Madrid, Plaza Mayor (Getty Images)
Ha avuto luogo nel weekend del 17 e 18 novembre nella capitale spagnola un’iniziativa denominata “LetStockAboutArt”, che con un gioco di parole rimanda tanto ad un invito ad un dialogo sull’arte, quanto al suo inventario. Si tratta infatti di un’iniziativa che si propone di ridare vita ad opere artistiche dimenticate di vario genere (dischi, film, libri), permettendo anche un guadagno nel processo.

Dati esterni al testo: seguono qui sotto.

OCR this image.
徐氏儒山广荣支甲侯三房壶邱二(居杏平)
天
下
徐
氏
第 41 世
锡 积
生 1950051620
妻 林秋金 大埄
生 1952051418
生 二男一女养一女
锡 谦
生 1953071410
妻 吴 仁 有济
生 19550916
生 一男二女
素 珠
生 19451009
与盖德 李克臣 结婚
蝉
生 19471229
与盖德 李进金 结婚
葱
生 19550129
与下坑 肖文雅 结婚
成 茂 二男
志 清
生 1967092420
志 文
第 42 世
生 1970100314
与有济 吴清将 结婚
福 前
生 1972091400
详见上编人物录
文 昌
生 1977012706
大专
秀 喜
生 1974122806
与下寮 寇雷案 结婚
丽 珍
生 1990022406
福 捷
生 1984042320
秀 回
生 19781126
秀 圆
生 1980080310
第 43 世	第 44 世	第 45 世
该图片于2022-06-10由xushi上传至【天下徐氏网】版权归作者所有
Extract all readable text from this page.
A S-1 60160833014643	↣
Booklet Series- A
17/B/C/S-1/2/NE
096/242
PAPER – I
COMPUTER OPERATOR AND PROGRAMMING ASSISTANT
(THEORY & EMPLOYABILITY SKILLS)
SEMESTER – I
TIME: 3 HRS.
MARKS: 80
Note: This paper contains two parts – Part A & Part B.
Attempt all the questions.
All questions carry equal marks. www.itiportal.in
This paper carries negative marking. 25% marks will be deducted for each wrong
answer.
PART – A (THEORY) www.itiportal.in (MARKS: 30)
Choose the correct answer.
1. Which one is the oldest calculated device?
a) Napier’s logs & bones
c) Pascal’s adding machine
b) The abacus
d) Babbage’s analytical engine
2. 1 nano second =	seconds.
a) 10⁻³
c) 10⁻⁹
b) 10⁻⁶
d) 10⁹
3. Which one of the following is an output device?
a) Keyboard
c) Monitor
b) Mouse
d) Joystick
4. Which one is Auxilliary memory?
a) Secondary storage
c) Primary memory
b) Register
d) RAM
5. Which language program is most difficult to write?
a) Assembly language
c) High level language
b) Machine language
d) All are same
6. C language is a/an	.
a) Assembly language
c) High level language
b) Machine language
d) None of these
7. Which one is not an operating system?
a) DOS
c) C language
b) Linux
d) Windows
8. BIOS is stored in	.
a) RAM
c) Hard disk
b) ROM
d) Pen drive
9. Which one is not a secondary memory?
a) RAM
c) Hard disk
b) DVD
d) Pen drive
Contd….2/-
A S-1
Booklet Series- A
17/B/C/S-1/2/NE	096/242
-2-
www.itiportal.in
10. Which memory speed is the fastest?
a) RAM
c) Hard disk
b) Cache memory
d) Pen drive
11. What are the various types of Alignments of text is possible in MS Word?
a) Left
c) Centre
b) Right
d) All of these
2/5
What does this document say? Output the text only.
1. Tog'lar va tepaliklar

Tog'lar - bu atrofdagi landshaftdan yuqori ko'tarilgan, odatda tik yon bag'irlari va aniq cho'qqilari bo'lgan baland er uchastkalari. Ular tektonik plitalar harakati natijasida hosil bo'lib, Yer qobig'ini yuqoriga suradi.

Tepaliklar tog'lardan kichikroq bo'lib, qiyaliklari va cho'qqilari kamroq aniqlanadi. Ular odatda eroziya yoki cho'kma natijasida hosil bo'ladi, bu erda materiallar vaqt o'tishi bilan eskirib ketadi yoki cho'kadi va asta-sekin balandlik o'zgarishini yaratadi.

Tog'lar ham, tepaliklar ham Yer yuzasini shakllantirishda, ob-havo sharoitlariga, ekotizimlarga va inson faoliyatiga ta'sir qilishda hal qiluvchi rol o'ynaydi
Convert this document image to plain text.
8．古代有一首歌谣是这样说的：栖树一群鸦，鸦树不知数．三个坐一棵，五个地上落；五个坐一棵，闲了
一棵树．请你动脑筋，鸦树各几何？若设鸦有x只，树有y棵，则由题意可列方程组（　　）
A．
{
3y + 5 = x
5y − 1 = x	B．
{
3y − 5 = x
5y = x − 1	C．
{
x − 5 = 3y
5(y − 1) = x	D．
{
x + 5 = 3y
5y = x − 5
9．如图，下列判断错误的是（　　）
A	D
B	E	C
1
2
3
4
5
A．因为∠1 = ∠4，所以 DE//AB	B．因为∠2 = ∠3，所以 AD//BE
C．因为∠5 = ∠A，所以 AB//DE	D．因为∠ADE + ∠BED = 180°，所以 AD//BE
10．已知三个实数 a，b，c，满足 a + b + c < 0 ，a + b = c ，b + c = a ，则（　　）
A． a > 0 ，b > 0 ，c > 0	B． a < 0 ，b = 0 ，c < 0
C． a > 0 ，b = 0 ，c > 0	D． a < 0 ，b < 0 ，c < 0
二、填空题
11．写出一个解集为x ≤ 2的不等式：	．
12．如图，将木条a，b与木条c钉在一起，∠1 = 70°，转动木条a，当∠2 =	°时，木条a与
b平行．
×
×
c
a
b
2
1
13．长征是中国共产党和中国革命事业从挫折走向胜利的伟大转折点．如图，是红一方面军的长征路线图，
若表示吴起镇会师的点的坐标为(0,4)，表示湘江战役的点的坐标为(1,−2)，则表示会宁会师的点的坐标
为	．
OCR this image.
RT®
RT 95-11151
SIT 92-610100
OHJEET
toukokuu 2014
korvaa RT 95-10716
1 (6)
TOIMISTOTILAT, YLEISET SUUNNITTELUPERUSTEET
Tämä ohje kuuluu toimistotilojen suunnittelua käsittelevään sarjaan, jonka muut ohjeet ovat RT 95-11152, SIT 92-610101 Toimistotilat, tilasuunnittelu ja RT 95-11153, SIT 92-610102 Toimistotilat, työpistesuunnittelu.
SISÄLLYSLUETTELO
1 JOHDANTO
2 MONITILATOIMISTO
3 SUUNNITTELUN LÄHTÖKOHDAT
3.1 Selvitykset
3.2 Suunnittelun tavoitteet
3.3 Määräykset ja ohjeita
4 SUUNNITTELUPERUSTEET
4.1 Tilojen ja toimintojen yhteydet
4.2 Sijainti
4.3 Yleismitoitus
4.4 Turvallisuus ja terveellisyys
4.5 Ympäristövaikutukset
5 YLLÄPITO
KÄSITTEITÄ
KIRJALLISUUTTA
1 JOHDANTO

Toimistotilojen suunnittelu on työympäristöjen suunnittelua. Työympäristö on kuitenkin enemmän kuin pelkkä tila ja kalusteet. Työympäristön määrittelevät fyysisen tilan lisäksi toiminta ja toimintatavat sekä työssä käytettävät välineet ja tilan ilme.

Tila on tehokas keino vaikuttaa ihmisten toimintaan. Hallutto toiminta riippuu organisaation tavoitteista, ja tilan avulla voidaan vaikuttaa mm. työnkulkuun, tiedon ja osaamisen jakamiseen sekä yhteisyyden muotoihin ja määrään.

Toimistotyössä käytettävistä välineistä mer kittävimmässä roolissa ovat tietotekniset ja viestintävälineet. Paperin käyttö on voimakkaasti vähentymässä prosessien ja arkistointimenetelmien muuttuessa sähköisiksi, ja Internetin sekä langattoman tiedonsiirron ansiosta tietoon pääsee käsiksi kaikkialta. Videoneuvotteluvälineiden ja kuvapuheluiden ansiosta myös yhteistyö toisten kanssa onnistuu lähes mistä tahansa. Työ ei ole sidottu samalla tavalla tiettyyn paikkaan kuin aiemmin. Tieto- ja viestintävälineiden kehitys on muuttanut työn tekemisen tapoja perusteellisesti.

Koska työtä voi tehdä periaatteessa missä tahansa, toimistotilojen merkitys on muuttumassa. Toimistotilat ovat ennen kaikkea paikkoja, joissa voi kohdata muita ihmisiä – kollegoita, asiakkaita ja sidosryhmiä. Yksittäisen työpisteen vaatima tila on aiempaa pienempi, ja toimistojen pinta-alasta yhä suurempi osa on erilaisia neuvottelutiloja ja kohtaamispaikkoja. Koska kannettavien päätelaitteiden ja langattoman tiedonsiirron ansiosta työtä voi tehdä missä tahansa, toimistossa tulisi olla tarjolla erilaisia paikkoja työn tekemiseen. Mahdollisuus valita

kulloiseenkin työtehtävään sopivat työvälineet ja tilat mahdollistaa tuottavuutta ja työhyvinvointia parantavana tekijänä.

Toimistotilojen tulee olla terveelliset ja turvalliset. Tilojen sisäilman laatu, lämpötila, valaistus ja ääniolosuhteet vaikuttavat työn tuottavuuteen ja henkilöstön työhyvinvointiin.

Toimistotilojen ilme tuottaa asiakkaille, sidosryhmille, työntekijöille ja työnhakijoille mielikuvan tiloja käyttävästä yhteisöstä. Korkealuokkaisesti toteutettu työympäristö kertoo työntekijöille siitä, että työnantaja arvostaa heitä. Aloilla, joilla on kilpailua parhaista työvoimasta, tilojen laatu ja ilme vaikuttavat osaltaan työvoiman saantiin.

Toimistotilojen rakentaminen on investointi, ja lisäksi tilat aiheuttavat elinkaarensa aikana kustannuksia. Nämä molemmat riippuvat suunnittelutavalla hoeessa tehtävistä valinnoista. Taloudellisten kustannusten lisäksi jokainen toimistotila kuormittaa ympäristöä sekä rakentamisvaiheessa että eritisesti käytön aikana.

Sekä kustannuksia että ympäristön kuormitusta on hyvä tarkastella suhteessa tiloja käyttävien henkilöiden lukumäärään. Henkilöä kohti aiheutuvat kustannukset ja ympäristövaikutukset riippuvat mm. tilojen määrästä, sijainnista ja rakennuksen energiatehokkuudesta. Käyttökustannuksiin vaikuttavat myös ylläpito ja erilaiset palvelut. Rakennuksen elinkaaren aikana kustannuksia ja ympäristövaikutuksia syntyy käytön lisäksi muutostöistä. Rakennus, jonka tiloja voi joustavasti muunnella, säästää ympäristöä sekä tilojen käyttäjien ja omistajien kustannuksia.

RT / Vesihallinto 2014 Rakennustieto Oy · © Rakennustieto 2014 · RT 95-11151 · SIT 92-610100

La realizzazione del sogno di ogni artista dunque, poiché anche opere di grande successo finiscono spesso nel dimenticatoio in tempi brevi, sostituite dalla novità del momento, divenendo in seguito difficilmente reperibili. Tale possibilità è preclusa però agli artisti plastici, i cui quadri restano solitamente in possesso delle gallerie, riposti lontano dagli occhi del pubblico. Come ha spiegato uno dei responsabili, Enrique Polanco, si tratta di: “Mettere in vendita opere antiche di artisti attuali che è difficile trovare ed acquistare. Crediamo sia il momento di recuperare alcuni artisti o alcune opere interessanti di cui da tempo non abbiamo notizie”. Undici gallerie madrilene hanno contribuito alla realizzazione dell’evento vendendo ad un prezzo “ragionevole” opere che conservavano nei loro magazzini, che sono state selezionate da un commissario. Parte dei ricavati sarà devoluta all’Associazione Sclerosi Laterale Amiotrofica.

Questi alcuni dei nomi delle gallerie che hanno partecipato: Fernando Pradilla, My Name is Lolita, Fúcares, Juana de Aizpuru, José Robles, Espacio Mínimo, Eva Ruiz, Heinrich Ehrhardt. Tra gli artisti invece hanno partecipato: José María Báez, Thomas Grünfeld, Ángel Ricardo Ríos y Carlos Salazar Arenas, Annette Merril, Almudena Lobera, Eva Lootz, Alberto Datas, Luis Úrculo e molti altri. A promuovere l’iniziativa ArtFairs, che ha assicurato: “Le gallerie sono sottoposte alla pressione di presentare le ultime novità e ogni volta con tempi di produzione più brevi. Questa esposizione permette di ammirare lavori che non si vedono da anni e che molti professionisti ricordano con interesse, oltre ai primi lavori di alcuni artisti emergenti. Abbiamo cercato di offrire prezzi accessibili, adeguati alla situazione attuale, che servano tanto per iniziare una collezione quanto per migliorarla”.